BinaryDataContainer swapping ? ...

Mon Apr 3 11:11:21 UTC 2023

Hi,

On 03/04/2023 17:50, Michael Meeks wrote:
> Hi there,
>
>     I've been looking at some memory profiles, and it seems to me that 
> we're storing too much bulk image data in memory. I understand that 
> previously we had real problems with image lifecycle and loss due to 
> optimistic attempts to use the original document as a reliable source 
> for fetching data from; so it made good sense to brute-force this by 
> holding all images in memory: fair enough - I've not seen us loose an 
> image while copy/pasting/closing/opening etc. since that was done - 
> which is awesome, and I don't want to go back to that =)

Yeah, it was never intended to stay that way, but the size of compressed 
images are small enough usually to not cause any super high memory usage 
(that is when running it locally on user's computers) so bringing 
swapping to disk back wasn't that necessary as nobody complained and 
worked generally way faster without doing unnecessary swap-outs and 
swap-ins when loading a document. The biggest problem was how to prevent 
that to happen - things like parallel loading that was introduced and 
re-introduced did not help this - it made everything worse, which is 
what I complained about it and provided a solution to how it should be 
done properly, but yeah.... The issue is why load images in parallel 
when you immediately notice that the image isn't used and swap it out 
and even when you take this into account, the effect of parallel loading 
is minimal because it's unlikely that many images will be used 
immediately when loading. Better time would be spent to create a 
parallel image loading worker that would load images on demand in a 
separate thread - so we actually could load multiple images in parallel 
all the time, not just when a document is loaded.

>
>     Nevertheless, the memory profiles show that for large documents 
> the compressed image data can also be large: hundreds of Mb (and yes 
> we have some customers that love copy/pasting lots of large complex 
> images into their files ;-)
>

Yeah - I would imagine PNG files could get super big, but mostly they 
shouldn't be that big...? That's strange.
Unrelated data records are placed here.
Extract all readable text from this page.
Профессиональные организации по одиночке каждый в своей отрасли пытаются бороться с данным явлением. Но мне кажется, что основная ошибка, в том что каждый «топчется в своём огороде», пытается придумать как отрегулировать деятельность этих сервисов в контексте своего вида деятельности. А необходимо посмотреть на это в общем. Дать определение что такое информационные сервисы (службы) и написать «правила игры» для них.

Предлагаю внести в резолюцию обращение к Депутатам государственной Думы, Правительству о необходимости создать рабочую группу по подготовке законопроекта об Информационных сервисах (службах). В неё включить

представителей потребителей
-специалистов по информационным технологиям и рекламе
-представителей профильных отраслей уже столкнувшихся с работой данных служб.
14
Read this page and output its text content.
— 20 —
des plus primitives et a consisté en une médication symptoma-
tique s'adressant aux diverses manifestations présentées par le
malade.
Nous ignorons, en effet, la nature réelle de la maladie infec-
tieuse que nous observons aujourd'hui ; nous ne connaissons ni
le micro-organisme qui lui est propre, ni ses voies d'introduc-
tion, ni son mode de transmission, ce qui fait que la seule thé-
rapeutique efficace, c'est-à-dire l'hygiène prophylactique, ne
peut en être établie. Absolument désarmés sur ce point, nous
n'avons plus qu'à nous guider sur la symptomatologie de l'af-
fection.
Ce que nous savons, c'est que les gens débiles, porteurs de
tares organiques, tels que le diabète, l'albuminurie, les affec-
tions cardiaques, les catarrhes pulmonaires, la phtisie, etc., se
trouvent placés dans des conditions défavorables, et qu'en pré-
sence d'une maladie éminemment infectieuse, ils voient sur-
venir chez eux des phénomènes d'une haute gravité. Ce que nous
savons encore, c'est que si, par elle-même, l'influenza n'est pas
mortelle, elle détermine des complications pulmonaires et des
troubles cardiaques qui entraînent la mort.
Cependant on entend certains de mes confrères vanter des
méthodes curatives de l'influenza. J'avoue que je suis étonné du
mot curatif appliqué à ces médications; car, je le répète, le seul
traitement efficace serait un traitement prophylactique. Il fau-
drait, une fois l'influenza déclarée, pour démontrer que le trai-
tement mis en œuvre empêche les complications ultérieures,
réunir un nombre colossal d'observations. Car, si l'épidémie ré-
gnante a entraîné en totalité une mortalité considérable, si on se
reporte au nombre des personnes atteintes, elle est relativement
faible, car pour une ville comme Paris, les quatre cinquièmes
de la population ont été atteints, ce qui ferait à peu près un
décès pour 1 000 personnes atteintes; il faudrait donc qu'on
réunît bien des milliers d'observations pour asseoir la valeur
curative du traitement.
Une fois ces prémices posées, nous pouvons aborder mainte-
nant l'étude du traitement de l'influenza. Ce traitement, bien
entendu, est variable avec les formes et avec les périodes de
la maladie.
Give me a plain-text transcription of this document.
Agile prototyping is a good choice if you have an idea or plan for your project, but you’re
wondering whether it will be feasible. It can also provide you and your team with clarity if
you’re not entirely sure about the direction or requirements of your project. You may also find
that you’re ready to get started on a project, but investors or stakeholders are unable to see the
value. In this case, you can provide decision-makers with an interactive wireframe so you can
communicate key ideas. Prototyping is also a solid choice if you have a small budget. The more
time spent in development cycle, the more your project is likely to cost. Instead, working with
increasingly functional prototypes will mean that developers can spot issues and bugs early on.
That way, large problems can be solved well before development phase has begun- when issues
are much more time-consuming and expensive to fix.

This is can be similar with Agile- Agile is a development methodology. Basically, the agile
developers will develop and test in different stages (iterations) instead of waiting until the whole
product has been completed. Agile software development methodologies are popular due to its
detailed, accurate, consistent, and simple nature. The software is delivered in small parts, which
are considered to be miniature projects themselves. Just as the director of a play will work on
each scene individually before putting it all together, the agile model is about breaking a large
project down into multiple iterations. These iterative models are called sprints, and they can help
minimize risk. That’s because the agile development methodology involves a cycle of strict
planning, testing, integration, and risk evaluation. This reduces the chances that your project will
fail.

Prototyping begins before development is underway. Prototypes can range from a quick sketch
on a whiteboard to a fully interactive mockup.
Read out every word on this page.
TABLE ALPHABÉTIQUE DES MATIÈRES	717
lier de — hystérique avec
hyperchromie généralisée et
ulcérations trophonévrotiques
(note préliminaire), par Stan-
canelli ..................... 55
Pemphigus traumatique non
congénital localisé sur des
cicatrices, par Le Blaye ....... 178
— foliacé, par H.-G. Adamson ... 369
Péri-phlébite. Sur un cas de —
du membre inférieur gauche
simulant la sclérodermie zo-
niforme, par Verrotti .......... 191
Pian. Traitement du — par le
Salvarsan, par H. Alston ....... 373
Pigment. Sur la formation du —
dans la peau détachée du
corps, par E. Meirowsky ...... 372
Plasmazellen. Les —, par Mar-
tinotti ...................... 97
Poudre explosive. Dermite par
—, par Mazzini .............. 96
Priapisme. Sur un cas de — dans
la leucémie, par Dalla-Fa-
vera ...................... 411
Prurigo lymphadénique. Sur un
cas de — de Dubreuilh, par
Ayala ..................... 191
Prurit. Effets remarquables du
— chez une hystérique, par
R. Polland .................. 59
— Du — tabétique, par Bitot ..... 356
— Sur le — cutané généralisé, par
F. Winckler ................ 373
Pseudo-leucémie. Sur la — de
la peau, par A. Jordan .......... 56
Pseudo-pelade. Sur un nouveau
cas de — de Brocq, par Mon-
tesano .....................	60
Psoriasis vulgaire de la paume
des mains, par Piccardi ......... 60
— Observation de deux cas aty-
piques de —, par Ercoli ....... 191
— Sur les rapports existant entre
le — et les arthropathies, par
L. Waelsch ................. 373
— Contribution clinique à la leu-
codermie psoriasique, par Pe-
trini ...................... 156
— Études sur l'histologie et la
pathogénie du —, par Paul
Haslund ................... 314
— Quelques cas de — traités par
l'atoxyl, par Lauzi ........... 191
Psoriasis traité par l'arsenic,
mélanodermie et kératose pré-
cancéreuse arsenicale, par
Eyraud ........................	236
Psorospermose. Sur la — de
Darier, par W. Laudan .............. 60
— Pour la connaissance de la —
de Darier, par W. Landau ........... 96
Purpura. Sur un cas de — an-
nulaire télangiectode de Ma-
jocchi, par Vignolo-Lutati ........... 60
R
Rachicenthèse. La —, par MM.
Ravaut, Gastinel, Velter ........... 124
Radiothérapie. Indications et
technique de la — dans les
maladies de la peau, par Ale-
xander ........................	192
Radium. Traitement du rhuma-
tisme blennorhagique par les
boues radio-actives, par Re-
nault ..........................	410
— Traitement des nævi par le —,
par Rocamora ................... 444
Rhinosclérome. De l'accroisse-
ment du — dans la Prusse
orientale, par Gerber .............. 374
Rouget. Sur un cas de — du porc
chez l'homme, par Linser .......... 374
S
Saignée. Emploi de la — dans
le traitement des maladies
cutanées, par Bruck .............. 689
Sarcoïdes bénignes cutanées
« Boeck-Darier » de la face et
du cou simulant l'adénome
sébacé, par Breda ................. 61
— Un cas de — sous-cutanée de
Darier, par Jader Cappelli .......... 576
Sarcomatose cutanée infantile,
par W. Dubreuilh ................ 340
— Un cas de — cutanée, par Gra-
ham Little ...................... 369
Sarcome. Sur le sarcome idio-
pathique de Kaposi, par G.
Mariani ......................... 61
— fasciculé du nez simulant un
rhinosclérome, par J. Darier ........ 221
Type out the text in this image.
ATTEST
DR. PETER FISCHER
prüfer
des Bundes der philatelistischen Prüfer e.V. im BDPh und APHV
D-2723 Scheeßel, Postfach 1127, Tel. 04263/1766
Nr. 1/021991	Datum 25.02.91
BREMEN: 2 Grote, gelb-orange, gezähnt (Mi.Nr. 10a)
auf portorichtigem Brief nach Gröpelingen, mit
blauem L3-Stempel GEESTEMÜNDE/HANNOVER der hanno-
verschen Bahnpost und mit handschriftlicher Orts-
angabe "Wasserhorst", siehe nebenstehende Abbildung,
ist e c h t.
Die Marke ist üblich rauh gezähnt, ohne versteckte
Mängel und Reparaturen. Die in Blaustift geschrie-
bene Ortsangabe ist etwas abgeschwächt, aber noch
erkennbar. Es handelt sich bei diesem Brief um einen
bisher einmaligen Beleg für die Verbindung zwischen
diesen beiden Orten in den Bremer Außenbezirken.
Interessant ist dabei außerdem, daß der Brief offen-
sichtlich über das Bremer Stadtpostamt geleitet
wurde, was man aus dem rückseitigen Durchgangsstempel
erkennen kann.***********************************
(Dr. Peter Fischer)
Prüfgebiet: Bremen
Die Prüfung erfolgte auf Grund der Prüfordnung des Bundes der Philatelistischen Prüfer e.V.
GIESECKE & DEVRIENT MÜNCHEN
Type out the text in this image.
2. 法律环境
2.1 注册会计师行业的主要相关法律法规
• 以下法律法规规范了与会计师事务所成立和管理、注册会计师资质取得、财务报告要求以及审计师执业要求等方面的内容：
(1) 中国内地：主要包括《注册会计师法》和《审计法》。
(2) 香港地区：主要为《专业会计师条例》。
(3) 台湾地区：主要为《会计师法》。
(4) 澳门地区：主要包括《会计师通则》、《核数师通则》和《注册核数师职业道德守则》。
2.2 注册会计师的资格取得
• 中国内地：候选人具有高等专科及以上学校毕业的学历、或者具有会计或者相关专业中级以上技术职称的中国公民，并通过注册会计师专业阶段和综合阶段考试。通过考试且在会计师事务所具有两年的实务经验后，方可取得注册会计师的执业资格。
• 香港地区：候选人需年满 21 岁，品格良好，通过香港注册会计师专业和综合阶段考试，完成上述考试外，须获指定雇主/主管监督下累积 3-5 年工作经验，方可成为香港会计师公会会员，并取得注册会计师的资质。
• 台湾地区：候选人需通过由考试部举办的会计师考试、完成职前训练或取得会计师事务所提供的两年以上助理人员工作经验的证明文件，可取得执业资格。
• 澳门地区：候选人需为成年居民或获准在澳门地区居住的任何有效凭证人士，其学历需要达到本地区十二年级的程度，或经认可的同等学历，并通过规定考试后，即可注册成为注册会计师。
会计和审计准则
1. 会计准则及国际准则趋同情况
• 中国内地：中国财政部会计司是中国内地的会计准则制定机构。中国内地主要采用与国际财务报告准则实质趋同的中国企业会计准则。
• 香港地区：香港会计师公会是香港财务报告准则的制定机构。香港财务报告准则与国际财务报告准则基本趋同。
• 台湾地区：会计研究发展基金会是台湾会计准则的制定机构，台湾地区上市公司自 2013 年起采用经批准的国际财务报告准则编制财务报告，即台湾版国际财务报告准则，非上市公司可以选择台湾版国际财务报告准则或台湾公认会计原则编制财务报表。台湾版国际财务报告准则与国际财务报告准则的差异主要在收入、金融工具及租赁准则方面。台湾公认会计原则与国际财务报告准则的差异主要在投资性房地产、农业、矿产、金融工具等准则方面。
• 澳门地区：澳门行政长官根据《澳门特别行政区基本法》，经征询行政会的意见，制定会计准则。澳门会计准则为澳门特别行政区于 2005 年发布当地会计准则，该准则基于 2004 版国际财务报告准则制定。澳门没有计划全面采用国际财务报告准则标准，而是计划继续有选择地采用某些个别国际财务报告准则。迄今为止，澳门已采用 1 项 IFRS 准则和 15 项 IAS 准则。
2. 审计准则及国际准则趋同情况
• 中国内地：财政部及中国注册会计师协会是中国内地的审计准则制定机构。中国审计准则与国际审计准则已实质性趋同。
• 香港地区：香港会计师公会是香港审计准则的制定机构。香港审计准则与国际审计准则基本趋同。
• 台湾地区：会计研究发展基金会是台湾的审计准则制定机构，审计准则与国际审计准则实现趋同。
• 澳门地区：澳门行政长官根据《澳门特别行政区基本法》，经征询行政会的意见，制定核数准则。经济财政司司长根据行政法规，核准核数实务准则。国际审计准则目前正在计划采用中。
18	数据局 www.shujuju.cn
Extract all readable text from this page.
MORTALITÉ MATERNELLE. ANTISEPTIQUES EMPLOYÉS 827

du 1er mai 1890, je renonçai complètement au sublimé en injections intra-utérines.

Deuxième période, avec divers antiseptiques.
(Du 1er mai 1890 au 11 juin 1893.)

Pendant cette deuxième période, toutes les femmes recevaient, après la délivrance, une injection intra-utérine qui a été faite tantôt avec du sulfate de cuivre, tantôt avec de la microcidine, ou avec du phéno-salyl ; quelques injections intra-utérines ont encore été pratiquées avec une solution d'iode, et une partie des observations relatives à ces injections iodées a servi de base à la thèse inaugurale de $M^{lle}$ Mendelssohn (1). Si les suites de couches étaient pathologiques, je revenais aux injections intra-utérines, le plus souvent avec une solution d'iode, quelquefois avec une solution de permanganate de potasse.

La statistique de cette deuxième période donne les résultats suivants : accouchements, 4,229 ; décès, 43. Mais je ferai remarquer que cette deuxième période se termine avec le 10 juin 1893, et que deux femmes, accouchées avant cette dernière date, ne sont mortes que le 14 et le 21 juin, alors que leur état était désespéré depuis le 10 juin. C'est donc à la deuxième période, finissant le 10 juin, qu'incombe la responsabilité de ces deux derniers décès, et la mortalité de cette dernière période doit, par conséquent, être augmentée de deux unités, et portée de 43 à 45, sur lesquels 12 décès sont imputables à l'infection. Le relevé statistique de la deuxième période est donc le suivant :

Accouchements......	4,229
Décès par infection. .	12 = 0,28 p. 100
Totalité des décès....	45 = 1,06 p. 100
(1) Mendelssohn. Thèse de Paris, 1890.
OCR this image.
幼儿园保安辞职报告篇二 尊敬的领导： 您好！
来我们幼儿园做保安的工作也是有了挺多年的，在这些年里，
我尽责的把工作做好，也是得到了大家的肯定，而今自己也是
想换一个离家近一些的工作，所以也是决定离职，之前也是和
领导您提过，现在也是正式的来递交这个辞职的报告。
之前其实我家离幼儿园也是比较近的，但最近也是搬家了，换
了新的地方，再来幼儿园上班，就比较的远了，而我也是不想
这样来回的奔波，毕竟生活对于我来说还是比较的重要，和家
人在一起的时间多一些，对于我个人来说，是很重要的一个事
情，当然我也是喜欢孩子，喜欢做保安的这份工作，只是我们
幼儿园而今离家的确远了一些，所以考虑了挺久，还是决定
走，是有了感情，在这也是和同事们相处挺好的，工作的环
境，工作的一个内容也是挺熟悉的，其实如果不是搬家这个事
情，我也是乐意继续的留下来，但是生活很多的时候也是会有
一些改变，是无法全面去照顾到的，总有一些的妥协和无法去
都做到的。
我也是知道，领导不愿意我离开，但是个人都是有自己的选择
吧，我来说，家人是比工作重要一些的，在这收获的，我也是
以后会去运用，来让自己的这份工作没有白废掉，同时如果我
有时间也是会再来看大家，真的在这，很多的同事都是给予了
MSO automatically enables 
image re-compression on save, which drastically lowers the size of 
images that are saved into the documents. Maybe we should consider the same.

Also it doesn't help that we load WebP images and convert those to PNG 
images (which is something I complained about and wanted to fix it but 
was demotivated by the resistance to my idea). A lot of images on the 
web today are WebP.

>     Anyhow - I was doing some re-factoring of the BinaryDataContainer 
> to encapsulate it better; and I was thinking of adding the ability to 
> swap these out (which should be async), and to then read them back in 
> on demand which (I hope) in the era of SSDs - should be extremely 
> fast, although synchronous.
>
>     Then again - since I've not touched these code paths for a long 
> time; and lost any deep understanding I may once have had, I'd love 
> some advice:
>
> https://git.libreoffice.org/core/+log/refs/heads/private/mmeeks/swapdatacontainer 
>
>
>     Would be good to have two forms of that: advice for long-term 
> star-trek futures, and also advice for 
> quick-fix-that-goes-in-the-right-direction =)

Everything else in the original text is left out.